"ValueError: Mass matrix contains zeros on the diagonal" error, how to debug?

Hi, I’m relatively new to pymc3 but hope someone can help. I have a very large model. When I run it for most of my datasets, it works fine and samples without problems.

However, with a few of my datasets, it works intermittently. It sometimes finishes successfully like the others, but often crashes with the “ValueError: Mass matrix contains zeros on the diagonal” error. It will also say:

The derivative of RV `myvar_log__`.ravel()[0] is zero.

for a bunch of the variables.

I’ve read a few threads here about this error, but I haven’t yet seen an explanation or a way of figuring out the cause of it. I know cause of the problem can probably be specific to my model, so I’m wondering about a general way of solving this: what does the error actually mean, and where can I look to debug it?

any tips are appreciated, thank you.

You can find some pointer here: Frequently Asked Questions

Hi @junpenglao ,

thanks for the response. I read that thread. It appears to be giving a way to identify the RV causing the trouble, but I already know which it is (it’s in the error above).

Also, it seems like the error he had was a “bad initial energy: nan”, whereas I have the one with “derivative of RV is zero”. Are those actually the same ones?

I also have tried replacing ‘jitter+adapt_diag’ with just ‘adapt_diag’, but no change.

What’s strange is that I run the same model with several data sets, and they all work except for this one.

What steps can I try to take to diagnose the problem?

thank you!

Yeah I think usually these errors relate to the same problems – NaN values or zeros somewhere, making the log of these values unidentifed (if I remember correctly).

It’s hard to say without looking at the model, but have standardized your predictors / outcome variables? If they are on large scales, it can mess up sampling in exactly that way.


yeah, unfortunately the model is very large at this point, fitting to a bunch of data, so it’s hard to provide a MWE :frowning:

However, one clue is that it works for all the other data sets, but for the one that it fails with, that dataset doesn’t have one of the observables (i.e., a “column” of the data) that the other ones all do. So, it’s underconstrained.
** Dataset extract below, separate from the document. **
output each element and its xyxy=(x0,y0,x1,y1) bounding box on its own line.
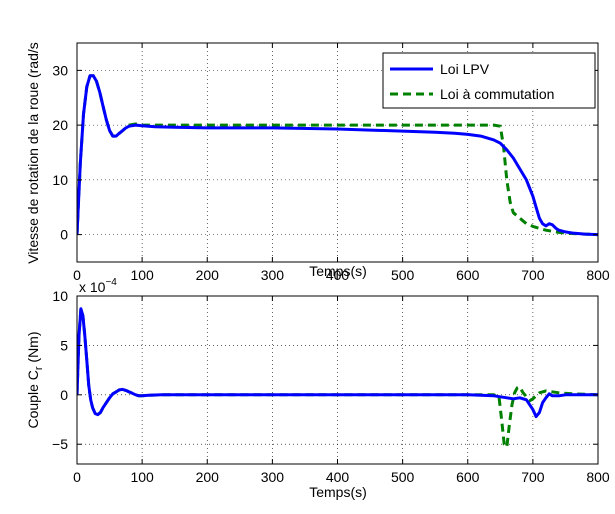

My current theory is that because it’s underconstrained, the “energy landscape” might be really flat there, leading to 0 derivative?

What do you mean by standardized, do you mean normalizing them so that they have mean ~ 0 and SD ~ 1 or something?

So I did kinda get it to work, though it’s definitely hack-y. I used the start arg of pm.sample(), and use the last trace point of a previous successful run (with the same dataset), and it works. But that kinda depends on getting a successful run at some point…

Yeah exactly – that can really do magic!
Other than that, it’s difficult for me to say anything else without the model.
Hope this helps anyway, and good luck!

ah yeah. I know that’s a standard for features is deep learning, but I hadn’t heard of using it here… it works well for MCMC too?


Definitely works like a charm – should be the default behavior!